Professor of Human Computer Interaction, University College London

Designing for SPECIal people: the role of HCI in delivering digital health technologies that are usable, useful and used

Digital health technologies are often promoted as a solution to the challenge of improving citizens’ health and wellbeing while reducing care providers’ costs. For example, “big data” is going to deliver insights and solutions for rare diseases and chronic conditions; stratified (or personalised) medicine is going to transform cancer treatments; and people will be empowered through better information and behaviour change to self-manage effectively. In reality, progress is slower than many expect, and outcomes are less compelling. In this talk I will explore some of the reasons behind this expectation-outcome gap and highlight roles for HCI in developing and deploying digital health technologies that make a difference in practice. I will draw on case studies that highlight the need to understand people’s Social, Physical, Emotional, Cognitive Individual (SPECIal) situations – i.e., the many factors that shape whether and how people use health technologies. I will highlight roles for theories and for a variety of methods in understanding and designing for the realities of delivering usable, useful and used digital health technologies.

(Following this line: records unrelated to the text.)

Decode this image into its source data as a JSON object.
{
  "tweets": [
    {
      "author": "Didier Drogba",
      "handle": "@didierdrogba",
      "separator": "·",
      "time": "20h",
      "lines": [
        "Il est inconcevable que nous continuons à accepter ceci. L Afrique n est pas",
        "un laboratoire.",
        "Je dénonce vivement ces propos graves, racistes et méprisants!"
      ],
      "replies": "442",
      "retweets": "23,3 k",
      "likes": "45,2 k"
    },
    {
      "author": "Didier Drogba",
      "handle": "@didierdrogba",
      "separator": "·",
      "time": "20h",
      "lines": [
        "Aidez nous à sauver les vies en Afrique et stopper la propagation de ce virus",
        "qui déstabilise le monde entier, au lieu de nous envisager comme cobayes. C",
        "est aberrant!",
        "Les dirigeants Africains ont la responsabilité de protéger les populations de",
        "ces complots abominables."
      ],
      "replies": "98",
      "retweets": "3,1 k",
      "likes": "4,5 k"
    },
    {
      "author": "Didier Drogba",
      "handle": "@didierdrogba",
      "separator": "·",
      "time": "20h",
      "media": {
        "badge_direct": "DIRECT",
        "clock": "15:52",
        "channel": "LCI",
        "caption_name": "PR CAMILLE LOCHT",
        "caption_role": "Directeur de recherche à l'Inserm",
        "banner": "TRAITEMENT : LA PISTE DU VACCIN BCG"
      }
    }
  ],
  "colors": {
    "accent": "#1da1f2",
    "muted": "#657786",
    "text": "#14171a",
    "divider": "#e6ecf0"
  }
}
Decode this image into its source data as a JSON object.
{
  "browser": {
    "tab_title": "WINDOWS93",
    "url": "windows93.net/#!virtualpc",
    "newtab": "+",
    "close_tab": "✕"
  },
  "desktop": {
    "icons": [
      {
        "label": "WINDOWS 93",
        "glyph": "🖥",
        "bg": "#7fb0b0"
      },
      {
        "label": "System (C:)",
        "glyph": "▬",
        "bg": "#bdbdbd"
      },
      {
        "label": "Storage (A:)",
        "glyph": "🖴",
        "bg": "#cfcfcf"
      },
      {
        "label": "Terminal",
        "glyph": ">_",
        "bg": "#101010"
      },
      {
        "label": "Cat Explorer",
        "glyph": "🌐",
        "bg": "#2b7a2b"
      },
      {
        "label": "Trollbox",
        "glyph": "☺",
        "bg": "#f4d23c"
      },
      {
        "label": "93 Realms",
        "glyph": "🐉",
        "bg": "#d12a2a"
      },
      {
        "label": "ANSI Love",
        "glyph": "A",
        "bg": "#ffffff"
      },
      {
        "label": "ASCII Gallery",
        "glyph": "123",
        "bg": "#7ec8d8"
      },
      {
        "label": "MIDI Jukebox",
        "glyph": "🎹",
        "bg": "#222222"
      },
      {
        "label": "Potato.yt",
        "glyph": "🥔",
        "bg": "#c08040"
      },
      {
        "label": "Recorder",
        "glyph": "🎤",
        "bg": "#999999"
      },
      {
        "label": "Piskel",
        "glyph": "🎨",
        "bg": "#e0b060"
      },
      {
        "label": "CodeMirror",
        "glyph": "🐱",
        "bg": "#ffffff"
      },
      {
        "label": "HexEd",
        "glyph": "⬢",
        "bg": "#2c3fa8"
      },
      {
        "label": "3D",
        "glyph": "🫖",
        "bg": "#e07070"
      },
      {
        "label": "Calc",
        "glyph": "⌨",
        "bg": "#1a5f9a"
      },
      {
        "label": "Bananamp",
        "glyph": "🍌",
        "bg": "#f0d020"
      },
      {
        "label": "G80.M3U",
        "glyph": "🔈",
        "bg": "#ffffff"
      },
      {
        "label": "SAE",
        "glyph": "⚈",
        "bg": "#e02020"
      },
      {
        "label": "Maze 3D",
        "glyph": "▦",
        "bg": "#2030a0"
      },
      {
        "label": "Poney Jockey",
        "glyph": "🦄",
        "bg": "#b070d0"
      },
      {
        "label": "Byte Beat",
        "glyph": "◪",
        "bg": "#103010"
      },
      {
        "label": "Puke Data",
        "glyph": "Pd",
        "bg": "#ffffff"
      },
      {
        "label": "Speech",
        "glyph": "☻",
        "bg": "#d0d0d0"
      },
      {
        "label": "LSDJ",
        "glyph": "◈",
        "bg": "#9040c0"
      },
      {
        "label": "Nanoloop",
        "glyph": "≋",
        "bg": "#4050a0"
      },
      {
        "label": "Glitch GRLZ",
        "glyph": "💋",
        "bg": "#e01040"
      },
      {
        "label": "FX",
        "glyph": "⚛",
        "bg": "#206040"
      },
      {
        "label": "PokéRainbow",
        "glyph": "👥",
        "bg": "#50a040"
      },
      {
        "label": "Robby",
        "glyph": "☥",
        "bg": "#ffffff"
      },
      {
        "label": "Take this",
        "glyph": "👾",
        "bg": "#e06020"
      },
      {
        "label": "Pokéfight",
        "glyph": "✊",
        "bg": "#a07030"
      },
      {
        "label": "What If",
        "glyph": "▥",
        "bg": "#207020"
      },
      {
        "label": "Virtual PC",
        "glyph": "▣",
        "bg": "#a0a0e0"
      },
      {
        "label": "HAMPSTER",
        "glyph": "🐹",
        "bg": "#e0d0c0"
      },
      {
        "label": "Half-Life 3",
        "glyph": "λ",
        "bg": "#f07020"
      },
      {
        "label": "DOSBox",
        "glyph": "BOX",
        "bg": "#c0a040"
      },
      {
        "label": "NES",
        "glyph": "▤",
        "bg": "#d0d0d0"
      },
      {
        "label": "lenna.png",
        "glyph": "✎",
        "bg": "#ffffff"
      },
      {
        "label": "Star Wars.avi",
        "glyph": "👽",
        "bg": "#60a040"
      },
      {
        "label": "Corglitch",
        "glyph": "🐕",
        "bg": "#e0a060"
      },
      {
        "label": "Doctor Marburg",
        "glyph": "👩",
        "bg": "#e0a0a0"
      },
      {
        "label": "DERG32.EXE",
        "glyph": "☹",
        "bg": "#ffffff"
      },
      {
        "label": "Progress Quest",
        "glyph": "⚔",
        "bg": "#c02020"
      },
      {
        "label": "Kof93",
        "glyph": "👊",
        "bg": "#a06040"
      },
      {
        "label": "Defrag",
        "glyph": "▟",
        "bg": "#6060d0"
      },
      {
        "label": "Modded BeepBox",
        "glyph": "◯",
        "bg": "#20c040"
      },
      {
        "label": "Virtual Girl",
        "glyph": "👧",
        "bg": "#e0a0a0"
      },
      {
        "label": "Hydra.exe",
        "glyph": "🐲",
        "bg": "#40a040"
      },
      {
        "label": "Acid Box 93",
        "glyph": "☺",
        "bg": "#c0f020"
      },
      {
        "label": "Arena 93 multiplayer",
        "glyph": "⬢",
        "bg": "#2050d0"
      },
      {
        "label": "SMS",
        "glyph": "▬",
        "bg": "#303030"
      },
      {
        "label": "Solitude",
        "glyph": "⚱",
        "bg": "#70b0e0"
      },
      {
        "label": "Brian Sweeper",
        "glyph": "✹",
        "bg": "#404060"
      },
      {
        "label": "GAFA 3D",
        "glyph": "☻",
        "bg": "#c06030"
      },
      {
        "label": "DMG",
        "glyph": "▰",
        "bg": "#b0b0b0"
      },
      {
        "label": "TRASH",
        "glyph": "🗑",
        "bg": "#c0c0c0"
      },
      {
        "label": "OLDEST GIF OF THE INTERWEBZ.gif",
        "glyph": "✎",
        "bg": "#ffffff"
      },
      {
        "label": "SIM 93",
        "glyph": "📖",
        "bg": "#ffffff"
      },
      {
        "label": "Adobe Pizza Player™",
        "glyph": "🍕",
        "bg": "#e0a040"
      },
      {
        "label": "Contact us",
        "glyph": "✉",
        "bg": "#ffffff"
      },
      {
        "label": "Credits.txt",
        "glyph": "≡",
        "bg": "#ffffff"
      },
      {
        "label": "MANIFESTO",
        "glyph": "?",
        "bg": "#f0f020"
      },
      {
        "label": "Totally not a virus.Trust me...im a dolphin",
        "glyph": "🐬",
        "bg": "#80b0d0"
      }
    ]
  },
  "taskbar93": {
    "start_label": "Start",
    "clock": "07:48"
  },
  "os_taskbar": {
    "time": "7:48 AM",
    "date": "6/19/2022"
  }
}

I am Professor of Human-Computer Interaction in the Department of Computer Science at UCL, and a member of UCL Interaction Centre (UCLIC, jointly supported by the Department of Computer Science and the Division of Psychology and Language Sciences). I was Director of UCLIC 2004-2011. In 2013, I was recognised as an academic role model in the School of Life and Medical Sciences, a testament to UCL’s support for interdisciplinary working. I am also a parent and a grandparent. In 2015, I was appointed as the first Director of the UCL Institute of Digital Health, and am a Suffrage Science award holder.

My first degree is in Mathematics, from Cambridge University, and my PhD is in Artificial Intelligence and Education, from the Open University. I started my career in industry as a software engineer, followed by a period managing the Computer Assisted Teaching Unit at QMUL. I gradually developed a focus on the use and usability of computer systems. In 1991, I joined the Applied Psychology Unit in Cambridge as a research scientist, working on the AMODEUS project. I moved to Middlesex University, initially as a lecturer, and subsequently as Professor and Director of Research in Computing Science. I moved to UCL as a Senior Lecturer in 2002 and became a professor (again) in 2005. My focus is now on technology for health and wellbeing.

I have been technical programme chair for IHM-HCI 2001, HCI 2006, DSVIS 2006 and NordiCHI2010. I chaired AISB (1997-1999), and was a member of the EPSRC Information and Communications Technologies Strategic Advisory Team (2004-2008). I was Vice Chair of IFIP Working Group 2.7/13.4 (2010-2013). I am a Fellow of the BCS and a member of the UK Computing Research Committee (UKCRC). Indeed, I am currently Chair of UKCRC (2016-18).